Alcuni operatori già dicono:

“I mercati non salgono perché la narrativa dominante è caos, e questa narrativa non si corregge mai fino a quando non ci sono segnali reali di pace o risoluzione diplomatica.”

Nel frattempo, gli stessi algoritmi che liquidano contratti lunghi in cripto e futures quando ci sono notizie di guerra… si nutrono di paura. Questo crea un ciclo auto-alimentato di panico tecnico + paura umana + geopolitica reale.

Conclusione?

Non siamo in un mercato semplicemente ribassista o laterale per fondamentali tecnici — siamo in un mercato sequestrato dall'incertezza politica mondiale.

Non è solo economia, non è solo macro, non è solo utili tecnologici.

È una WAR RATCHEL, con petrolio, VIX, tassi globali, politica americana e narrativa internazionale… tutto nello stesso loop.

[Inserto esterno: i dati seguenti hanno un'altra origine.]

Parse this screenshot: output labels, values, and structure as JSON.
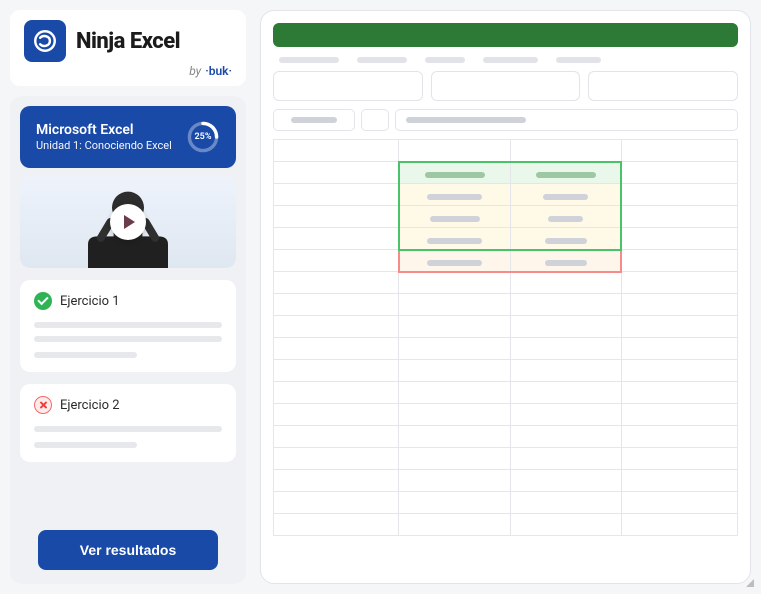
{
  "brand": {
    "name": "Ninja Excel",
    "by_prefix": "by",
    "by_brand": "·buk·"
  },
  "course": {
    "title": "Microsoft Excel",
    "subtitle": "Unidad 1: Conociendo Excel",
    "progress_pct": "25%",
    "progress_value": 25
  },
  "exercises": [
    {
      "label": "Ejercicio 1",
      "status": "ok"
    },
    {
      "label": "Ejercicio 2",
      "status": "bad"
    }
  ],
  "cta": {
    "label": "Ver resultados"
  }
}
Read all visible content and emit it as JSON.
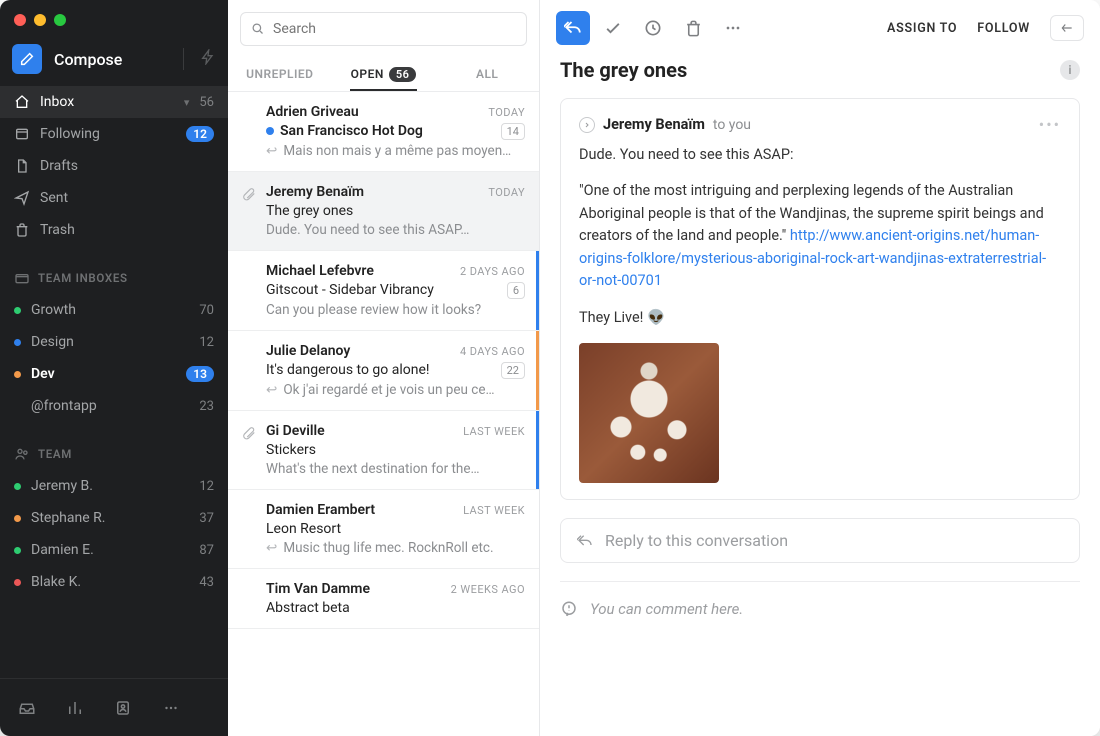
{
  "sidebar": {
    "compose_label": "Compose",
    "main_nav": [
      {
        "icon": "home",
        "label": "Inbox",
        "count": "56",
        "has_chevron": true,
        "active": true,
        "badge": false
      },
      {
        "icon": "following",
        "label": "Following",
        "count": "12",
        "has_chevron": false,
        "active": false,
        "badge": true
      },
      {
        "icon": "drafts",
        "label": "Drafts",
        "count": "",
        "has_chevron": false,
        "active": false,
        "badge": false
      },
      {
        "icon": "sent",
        "label": "Sent",
        "count": "",
        "has_chevron": false,
        "active": false,
        "badge": false
      },
      {
        "icon": "trash",
        "label": "Trash",
        "count": "",
        "has_chevron": false,
        "active": false,
        "badge": false
      }
    ],
    "team_inboxes_header": "TEAM INBOXES",
    "team_inboxes": [
      {
        "color": "#2ecc71",
        "label": "Growth",
        "count": "70",
        "badge": false,
        "bold": false
      },
      {
        "color": "#2f80ed",
        "label": "Design",
        "count": "12",
        "badge": false,
        "bold": false
      },
      {
        "color": "#f2994a",
        "label": "Dev",
        "count": "13",
        "badge": true,
        "bold": true
      },
      {
        "color": "",
        "label": "@frontapp",
        "count": "23",
        "badge": false,
        "bold": false
      }
    ],
    "team_header": "TEAM",
    "team": [
      {
        "color": "#2ecc71",
        "label": "Jeremy B.",
        "count": "12"
      },
      {
        "color": "#f2994a",
        "label": "Stephane R.",
        "count": "37"
      },
      {
        "color": "#2ecc71",
        "label": "Damien E.",
        "count": "87"
      },
      {
        "color": "#eb5757",
        "label": "Blake K.",
        "count": "43"
      }
    ]
  },
  "search": {
    "placeholder": "Search"
  },
  "tabs": {
    "unreplied": "UNREPLIED",
    "open": "OPEN",
    "open_count": "56",
    "all": "ALL"
  },
  "threads": [
    {
      "left_icon": "",
      "sender": "Adrien Griveau",
      "time": "TODAY",
      "subject_prefix_dot": true,
      "subject": "San Francisco Hot Dog",
      "subject_bold": true,
      "badge": "14",
      "preview_reply": true,
      "preview": "Mais non mais y a même pas moyen…",
      "accent": "",
      "selected": false
    },
    {
      "left_icon": "attach",
      "sender": "Jeremy Benaïm",
      "time": "TODAY",
      "subject_prefix_dot": false,
      "subject": "The grey ones",
      "subject_bold": false,
      "badge": "",
      "preview_reply": false,
      "preview": "Dude. You need to see this ASAP…",
      "accent": "",
      "selected": true
    },
    {
      "left_icon": "",
      "sender": "Michael Lefebvre",
      "time": "2 DAYS AGO",
      "subject_prefix_dot": false,
      "subject": "Gitscout - Sidebar Vibrancy",
      "subject_bold": false,
      "badge": "6",
      "preview_reply": false,
      "preview": "Can you please review how it looks?",
      "accent": "#2f80ed",
      "selected": false
    },
    {
      "left_icon": "",
      "sender": "Julie Delanoy",
      "time": "4 DAYS AGO",
      "subject_prefix_dot": false,
      "subject": "It's dangerous to go alone!",
      "subject_bold": false,
      "badge": "22",
      "preview_reply": true,
      "preview": "Ok j'ai regardé et je vois un peu ce…",
      "accent": "#f2994a",
      "selected": false
    },
    {
      "left_icon": "attach",
      "sender": "Gi Deville",
      "time": "LAST WEEK",
      "subject_prefix_dot": false,
      "subject": "Stickers",
      "subject_bold": false,
      "badge": "",
      "preview_reply": false,
      "preview": "What's the next destination for the…",
      "accent": "#2f80ed",
      "selected": false
    },
    {
      "left_icon": "",
      "sender": "Damien Erambert",
      "time": "LAST WEEK",
      "subject_prefix_dot": false,
      "subject": "Leon Resort",
      "subject_bold": false,
      "badge": "",
      "preview_reply": true,
      "preview": "Music thug life mec. RocknRoll etc.",
      "accent": "",
      "selected": false
    },
    {
      "left_icon": "",
      "sender": "Tim Van Damme",
      "time": "2 WEEKS AGO",
      "subject_prefix_dot": false,
      "subject": "Abstract beta",
      "subject_bold": false,
      "badge": "",
      "preview_reply": false,
      "preview": "",
      "accent": "",
      "selected": false
    }
  ],
  "detail": {
    "assign": "ASSIGN TO",
    "follow": "FOLLOW",
    "subject": "The grey ones",
    "from": "Jeremy Benaïm",
    "to": "to you",
    "p1": "Dude. You need to see this ASAP:",
    "p2a": "\"One of the most intriguing and perplexing legends of the Australian Aboriginal people is that of the Wandjinas, the supreme spirit beings and creators of the land and people.\" ",
    "link": "http://www.ancient-origins.net/human-origins-folklore/mysterious-aboriginal-rock-art-wandjinas-extraterrestrial-or-not-00701",
    "p3": "They Live! 👽",
    "reply_placeholder": "Reply to this conversation",
    "comment_placeholder": "You can comment here."
  }
}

- I mercati non salgono perché il mercato già sa che la pace è il vero detonatore di rally sostenibili — e oggi, la pace è in trattative legate, tese, e con bombe reali che cadono.

- Alla fine, non è una questione di se i mercati potranno salire — la domanda reale è:

¿quando il mondo potrà scartare la variabile geopolitica come driver dominante?

Finché ciò non accade…

i rimbalzi saranno mortali, volatili, e estremamente redditizi solo per coloro che comprendono la paura come un indicatore, non come una profezia.

$BTC #TRUMP #iran #petroleo ?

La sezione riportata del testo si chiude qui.